Review: The Emperor’s Arrow

The book The Emperor’s Arrow was a short, simple read – something to help me relax and not have to think too much.  And it was perfect. It is about and Amazon – sorry “Amazzi” warrior/noble woman who has been sent by her people as their representative in the emperor’s search for a bride. What she doesn’t know before arriving is that emperor needs her help – his empire is seething with resentments from the wars he has fought and the nobles plot against him.

The style is third-person limited omniscient and the author (Lauren D.M. Smith) uses it well. There were a few times I wish I had been following someone ELSE, but overall that just made me want to go on to the next chapter where I might find out where that other character went.

It is an idealized Alexander The Great/Caesar emperor that is referenced in the title “conquered the world before thirty” sort of dude.

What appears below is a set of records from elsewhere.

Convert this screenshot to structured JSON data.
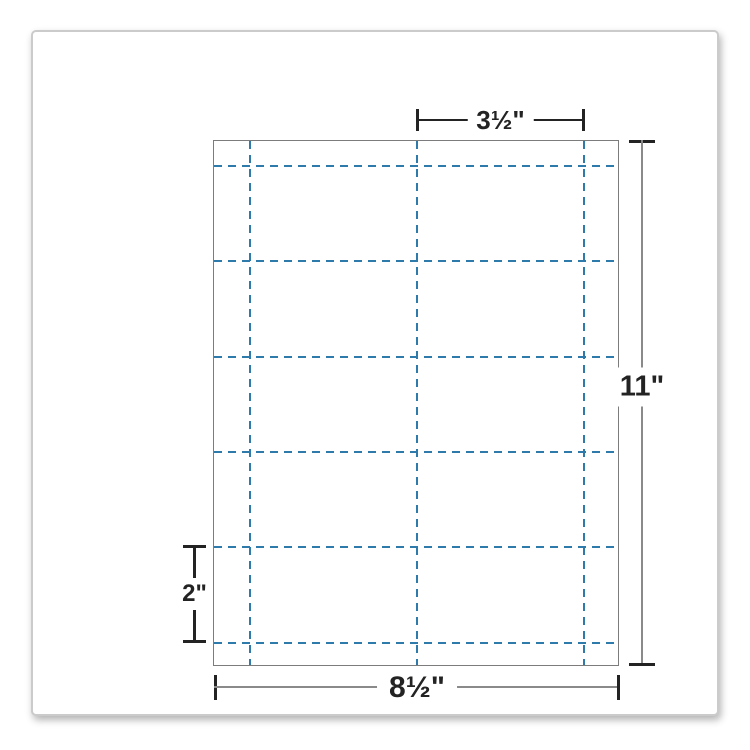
{
  "diagram": {
    "type": "business-card-sheet-template",
    "dimensions": {
      "card_width": "3½\"",
      "card_height": "2\"",
      "sheet_width": "8½\"",
      "sheet_height": "11\""
    },
    "grid": {
      "columns": 2,
      "rows": 5,
      "cells": 10
    },
    "colors": {
      "cut_line_blue": "#2e7aab",
      "sheet_border_gray": "#7c7c7c",
      "dimension_dark": "#232323",
      "dimension_gray": "#8a8a8a",
      "panel_border": "#cbcbcb"
    }
  }
}
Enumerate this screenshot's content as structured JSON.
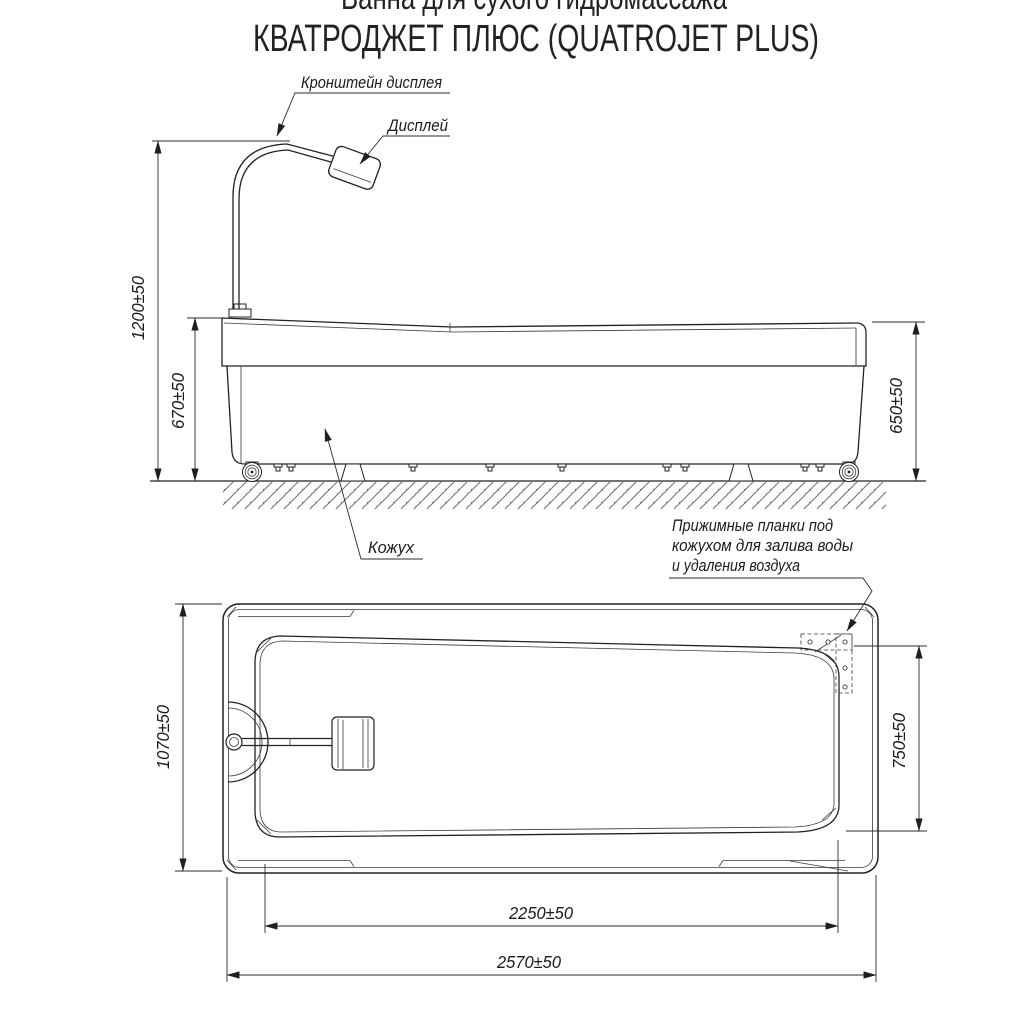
{
  "title": {
    "line1": "Ванна для сухого гидромассажа",
    "line2": "КВАТРОДЖЕТ ПЛЮС (QUATROJET PLUS)"
  },
  "side_view": {
    "label_display_bracket": "Кронштейн дисплея",
    "label_display": "Дисплей",
    "label_casing": "Кожух",
    "dim_overall_height": "1200±50",
    "dim_casing_height": "670±50",
    "dim_tub_height": "650±50"
  },
  "plan_view": {
    "annotation_plates_line1": "Прижимные планки под",
    "annotation_plates_line2": "кожухом для залива воды",
    "annotation_plates_line3": "и удаления воздуха",
    "dim_overall_width": "1070±50",
    "dim_inner_width": "750±50",
    "dim_inner_length": "2250±50",
    "dim_overall_length": "2570±50"
  },
  "colors": {
    "line": "#222222",
    "hatch": "#6f6f6f",
    "background": "#ffffff"
  }
}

Only he didn’t die. He came home and had to rule the damn mess.  I kind of feel sorry for him in that way, but on the other hand it is fun to read these idealized hero-types.  He is stereotypical: a warrior with that tragic moment in his past that makes him cut out relationship – until SHE shows up. As long as you aren’t looking for a new kind of man, he’s a good character. Realistic within his world.

The politics were a both a little heavy-handed in a few places and yet the wording itself was at times confusing (so wait, he cut the loyal females from the bridal competition?) I’m not quite sure because you are trying to be vague about WHO is the possible villain… By the time he narrowed down to ~5-6 contestants, there were really only about 2 possible ones.

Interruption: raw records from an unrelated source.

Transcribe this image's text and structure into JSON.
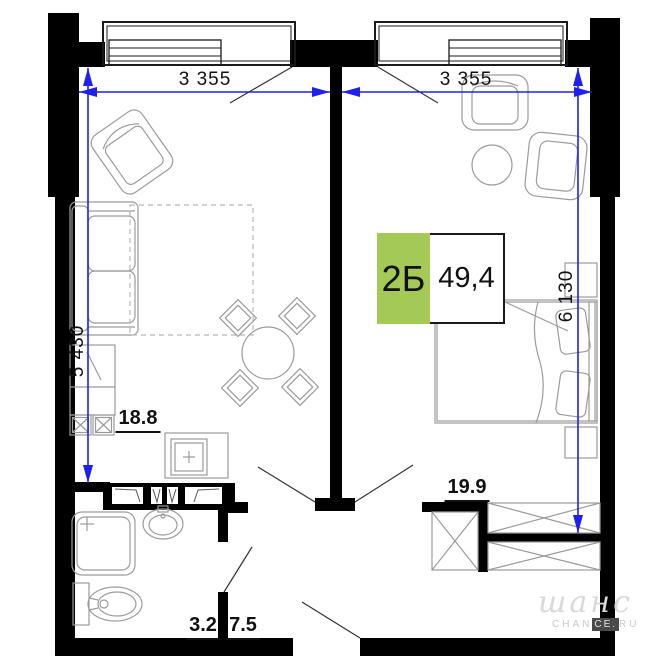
{
  "plan": {
    "badge": {
      "type_label": "2Б",
      "area_value": "49,4"
    },
    "dimensions": {
      "top_left": "3 355",
      "top_right": "3 355",
      "left_vertical": "5 430",
      "right_vertical": "6 130"
    },
    "rooms": [
      {
        "id": "living-kitchen",
        "area_label": "18.8"
      },
      {
        "id": "bedroom",
        "area_label": "19.9"
      },
      {
        "id": "bathroom",
        "area_label": "3.2"
      },
      {
        "id": "hallway",
        "area_label": "7.5"
      }
    ],
    "colors": {
      "wall_black": "#000000",
      "dimension_blue": "#2020ee",
      "badge_green": "#a4c956",
      "furniture_gray": "#9b9b9b"
    },
    "watermark": {
      "script": "шанс",
      "caption_prefix": "CHAN",
      "caption_boxed": "CE.",
      "caption_suffix": "RU"
    }
  }
}
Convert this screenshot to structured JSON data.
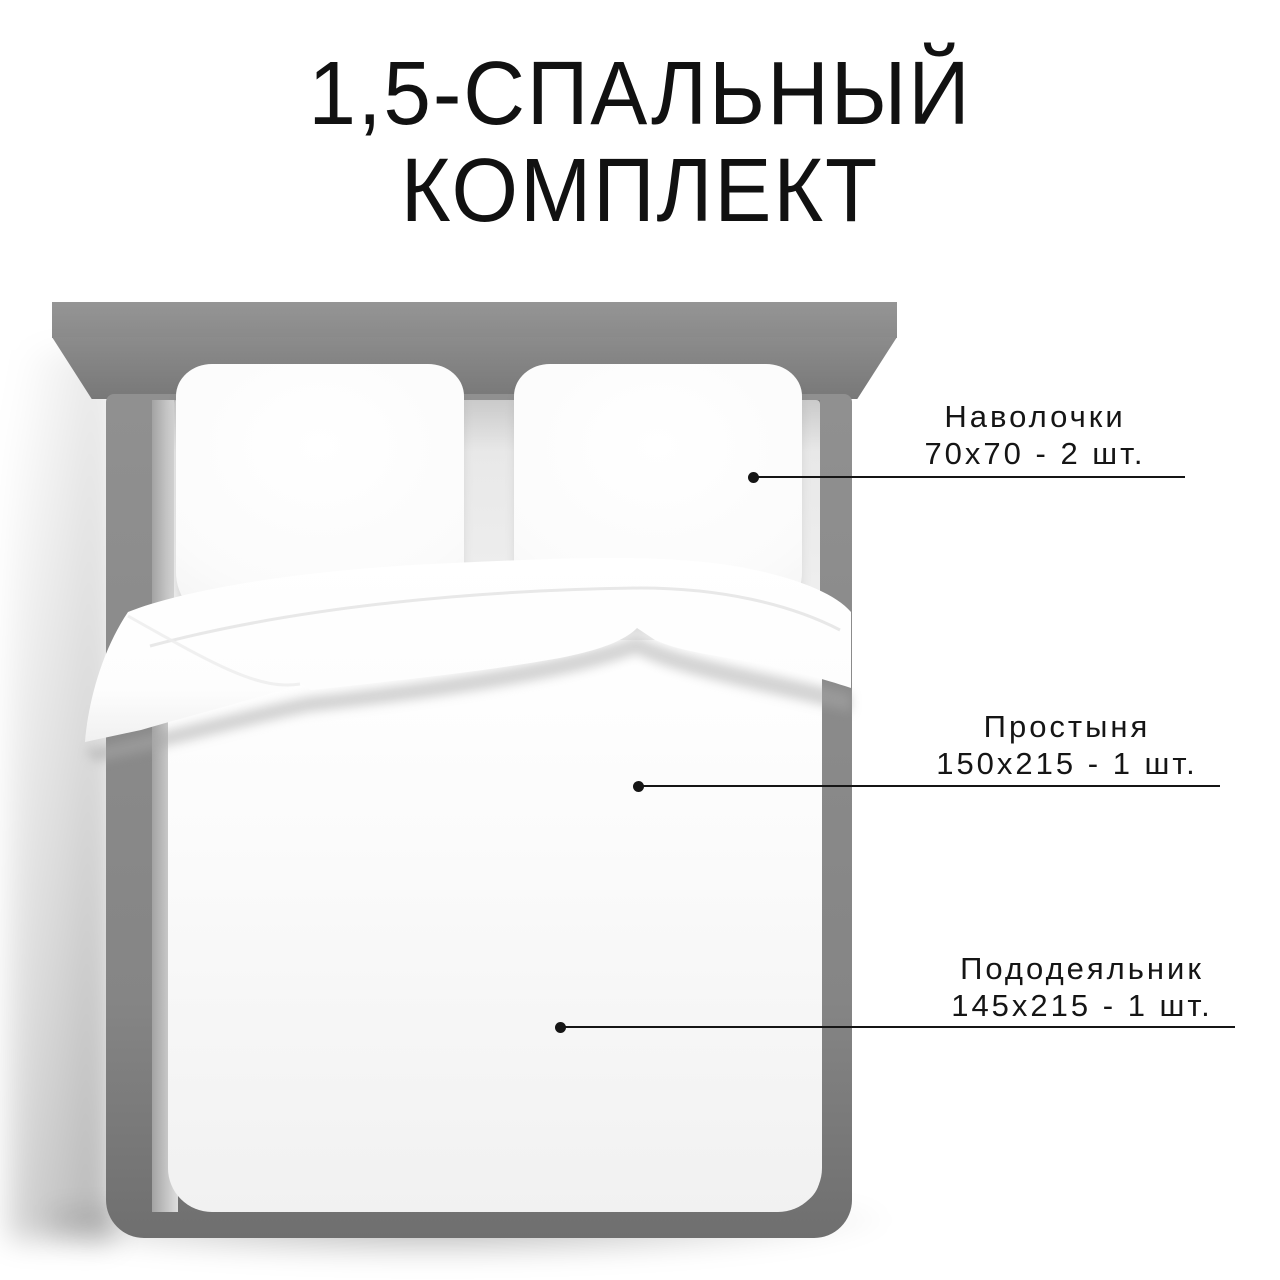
{
  "title": {
    "line1": "1,5-СПАЛЬНЫЙ",
    "line2": "КОМПЛЕКТ"
  },
  "callouts": [
    {
      "label": "Наволочки",
      "spec": "70х70 - 2 шт."
    },
    {
      "label": "Простыня",
      "spec": "150х215 - 1 шт."
    },
    {
      "label": "Пододеяльник",
      "spec": "145х215 - 1 шт."
    }
  ],
  "colors": {
    "background": "#ffffff",
    "text": "#151515",
    "callout_line": "#151515",
    "bed_frame_gray": "#8a8a8a",
    "headboard_gray": "#8f8f8f",
    "linen_white": "#fafafa"
  }
}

That said, Smith threw a nice little twist towards the end I hadn’t expected – so total kudos for surprising me with an accomplice I didn’t anticipate!

As I said in the beginning, this wasn’t supposed to be a life-altering book. But it was fun and it kept me turning the pages. I thought Smith did some thing very well: consistency in her tone & language.  Especially when she uses her own personal measurement system for time and distance – this is no small thing.  I would have liked more depth on what various ranks meant: what is the difference between a Princep and a Rector? It wasn’t unbearable and it didn’t per say detract from the overall tone, but I love those details and wanted more.

If you want an easy, escapist read – this is a book I can recommend.  Beware, it is a PG-13/borderline R rating (imo) due to sexually explicit content & graphic violence. It isn’t the worst I’ve ever read of either concept, but it is not a children’s book (probably not really young-YA either – like college-age YA sure).